# Making/saving money on the road



## NewMexicoJim (Jan 26, 2020)

I have begun my rubbertramp odyssey as a volunteer for federal land management agencies. It doesn't pay but you can get free hookups and sometimes a stipend for expenses. You can work in some of the most beautiful places in this country. Commitments range from 2 months to permanent. check out www.volunteer.gov for available gigs.

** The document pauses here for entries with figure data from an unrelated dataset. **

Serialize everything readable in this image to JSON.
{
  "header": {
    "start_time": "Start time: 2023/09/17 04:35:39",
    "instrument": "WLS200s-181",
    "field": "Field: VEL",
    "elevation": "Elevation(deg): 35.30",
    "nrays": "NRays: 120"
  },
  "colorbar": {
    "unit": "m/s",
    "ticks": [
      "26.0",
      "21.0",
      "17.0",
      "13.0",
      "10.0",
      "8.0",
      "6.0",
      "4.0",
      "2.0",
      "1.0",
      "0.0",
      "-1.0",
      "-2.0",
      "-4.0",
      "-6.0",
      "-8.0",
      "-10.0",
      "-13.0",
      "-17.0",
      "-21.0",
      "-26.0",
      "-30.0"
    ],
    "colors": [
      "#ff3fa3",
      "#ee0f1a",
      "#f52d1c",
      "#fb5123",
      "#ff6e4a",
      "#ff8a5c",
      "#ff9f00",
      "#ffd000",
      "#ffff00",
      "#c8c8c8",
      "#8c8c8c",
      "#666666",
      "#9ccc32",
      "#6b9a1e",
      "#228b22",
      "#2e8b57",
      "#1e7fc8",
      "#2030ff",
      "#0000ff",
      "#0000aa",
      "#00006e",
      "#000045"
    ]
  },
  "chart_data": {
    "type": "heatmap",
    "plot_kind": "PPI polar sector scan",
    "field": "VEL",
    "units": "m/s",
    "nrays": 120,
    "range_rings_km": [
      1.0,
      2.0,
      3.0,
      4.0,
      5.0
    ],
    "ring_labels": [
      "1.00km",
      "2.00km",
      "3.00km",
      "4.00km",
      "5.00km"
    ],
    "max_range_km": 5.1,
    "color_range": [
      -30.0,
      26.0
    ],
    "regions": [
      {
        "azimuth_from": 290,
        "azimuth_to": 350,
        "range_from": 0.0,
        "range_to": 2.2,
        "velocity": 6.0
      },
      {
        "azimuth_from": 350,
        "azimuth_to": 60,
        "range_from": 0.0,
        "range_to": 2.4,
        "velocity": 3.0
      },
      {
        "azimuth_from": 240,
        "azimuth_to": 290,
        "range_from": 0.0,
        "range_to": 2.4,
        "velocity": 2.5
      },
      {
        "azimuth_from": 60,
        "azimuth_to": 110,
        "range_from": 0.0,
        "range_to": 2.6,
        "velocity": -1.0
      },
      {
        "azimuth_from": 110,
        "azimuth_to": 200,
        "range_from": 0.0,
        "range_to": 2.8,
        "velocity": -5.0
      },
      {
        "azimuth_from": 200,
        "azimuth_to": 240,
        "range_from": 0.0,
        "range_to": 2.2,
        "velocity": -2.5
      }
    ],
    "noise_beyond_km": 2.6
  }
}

There is another site listing paying gigs, mostly at RV parks and they usually look for couples. Pay ranges from 7/hr - 15/hr depending on location and duties plus full hookups and other amenities. I prefer the volunteeriing gigs but if interested, check out www.workamper.com

If anyone knows about other types of gigs, please post below, thanks.


----------



## Windwalker (Feb 1, 2020)

Hostels often hire help.


----------



## Blob (Apr 24, 2020)

When volunteering there's a stipend involved and they house you? No matter experience?


----------



## NewMexicoJim (Apr 25, 2020)

You have to apply for the position. Most include free hookups and some will supply propane and/or a stipend for expenses. Check the listing on volunteer.gov to see requirements and benefits.


----------



## NewMexicoJim (Apr 25, 2020)

Some positions also offer housing, it just depends on each place.


----------



## Blob (Apr 25, 2020)

Thank you


----------